To what end, the anthropologist asks?  Is this creative force of media pervasiveness leading to less or greater success of the culture, or to what parts of it?  Our core values are changing rapidly. We no longer believe in science as an answer to successful strategies for survival. This is obvious simply by watching the funding disappear from important scientific programs.  We no longer believe in justice (as perceived earlier), or we would not be processing such a huge portion of our population into prisons or off to deportation.
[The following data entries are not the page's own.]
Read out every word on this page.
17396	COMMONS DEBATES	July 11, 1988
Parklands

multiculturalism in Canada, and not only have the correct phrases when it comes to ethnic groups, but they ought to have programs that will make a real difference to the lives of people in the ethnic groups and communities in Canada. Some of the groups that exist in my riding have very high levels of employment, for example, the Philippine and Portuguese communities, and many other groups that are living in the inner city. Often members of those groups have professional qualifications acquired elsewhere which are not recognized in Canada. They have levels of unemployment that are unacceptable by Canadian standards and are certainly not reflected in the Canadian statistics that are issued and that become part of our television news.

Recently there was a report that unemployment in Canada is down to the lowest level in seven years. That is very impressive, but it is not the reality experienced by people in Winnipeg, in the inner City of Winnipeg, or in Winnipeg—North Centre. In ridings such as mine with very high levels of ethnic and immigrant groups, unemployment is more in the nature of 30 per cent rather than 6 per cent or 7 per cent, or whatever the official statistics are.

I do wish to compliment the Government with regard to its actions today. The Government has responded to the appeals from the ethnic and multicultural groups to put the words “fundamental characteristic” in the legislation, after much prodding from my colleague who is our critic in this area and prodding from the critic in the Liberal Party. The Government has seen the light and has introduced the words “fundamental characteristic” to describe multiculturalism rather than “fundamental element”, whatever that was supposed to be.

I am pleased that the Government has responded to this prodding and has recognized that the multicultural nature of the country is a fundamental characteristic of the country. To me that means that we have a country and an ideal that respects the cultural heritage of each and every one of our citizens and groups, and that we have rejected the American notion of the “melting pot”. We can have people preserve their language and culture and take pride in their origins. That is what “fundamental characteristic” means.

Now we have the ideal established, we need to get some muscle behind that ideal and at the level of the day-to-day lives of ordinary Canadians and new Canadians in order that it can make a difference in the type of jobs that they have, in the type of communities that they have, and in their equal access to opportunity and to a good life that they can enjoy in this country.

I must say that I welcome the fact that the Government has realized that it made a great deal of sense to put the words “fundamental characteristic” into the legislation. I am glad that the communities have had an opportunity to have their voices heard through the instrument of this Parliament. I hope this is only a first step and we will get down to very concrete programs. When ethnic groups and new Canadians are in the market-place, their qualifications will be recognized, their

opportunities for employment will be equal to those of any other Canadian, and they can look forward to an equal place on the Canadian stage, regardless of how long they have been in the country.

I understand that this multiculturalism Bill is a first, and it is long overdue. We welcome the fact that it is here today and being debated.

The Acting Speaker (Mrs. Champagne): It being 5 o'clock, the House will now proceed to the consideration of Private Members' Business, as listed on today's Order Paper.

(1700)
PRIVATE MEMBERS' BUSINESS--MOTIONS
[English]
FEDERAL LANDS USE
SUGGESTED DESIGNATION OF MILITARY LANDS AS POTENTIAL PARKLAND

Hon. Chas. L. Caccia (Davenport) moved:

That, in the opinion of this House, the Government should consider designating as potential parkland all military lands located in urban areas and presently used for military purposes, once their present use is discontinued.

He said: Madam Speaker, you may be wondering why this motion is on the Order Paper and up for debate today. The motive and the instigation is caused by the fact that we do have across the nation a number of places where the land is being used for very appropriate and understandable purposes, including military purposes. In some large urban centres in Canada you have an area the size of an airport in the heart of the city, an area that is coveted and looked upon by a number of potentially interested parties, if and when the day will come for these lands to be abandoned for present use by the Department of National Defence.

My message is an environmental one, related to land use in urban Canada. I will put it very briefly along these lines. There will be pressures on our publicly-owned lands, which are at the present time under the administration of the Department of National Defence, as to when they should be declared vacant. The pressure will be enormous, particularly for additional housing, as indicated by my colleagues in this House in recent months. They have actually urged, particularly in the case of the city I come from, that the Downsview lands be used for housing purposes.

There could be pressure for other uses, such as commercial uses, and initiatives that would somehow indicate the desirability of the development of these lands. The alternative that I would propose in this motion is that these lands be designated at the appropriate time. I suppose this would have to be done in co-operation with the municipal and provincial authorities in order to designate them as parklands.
We no longer believe that valid benefits should be given to those who cannot work or qualify for them (note the ever more successful attacks on Social Security and Medicare).  Whether these things are good or bad depends upon your perspective and the play out of success for these strategies.

Currently developing belief systems of those in charge of the nation’s health have come to think that vaccines should be abolished. That anthropology, archaeology, and other scientific disciplines have calculated that vaccines have added at least thirty years to normal the homo sapiens lifespan is ignored in favor of a flawed core belief, not that that matters.  If core beliefs were not very often flawed, then humanity would be a long way up from where it is.  It’s taken a million years or so for humans to get just as far as we are in the development of civilization today.  Not sad, but simply the way it is.

When the Internet was invented, cell phones brought up to full smart speeds, and television was improved across the world most humans, particularly those involved with science, social studies and teaching, thought that humanity would increase in wealth and quality enormously, as well as become more blissful, yet none of those things happened as these new systems, as with the mass media, became used more for the transmission of lies rather than truth.  It was learned, as with the mass media, that lying to the public could be used to influence and change core beliefs, and so it did.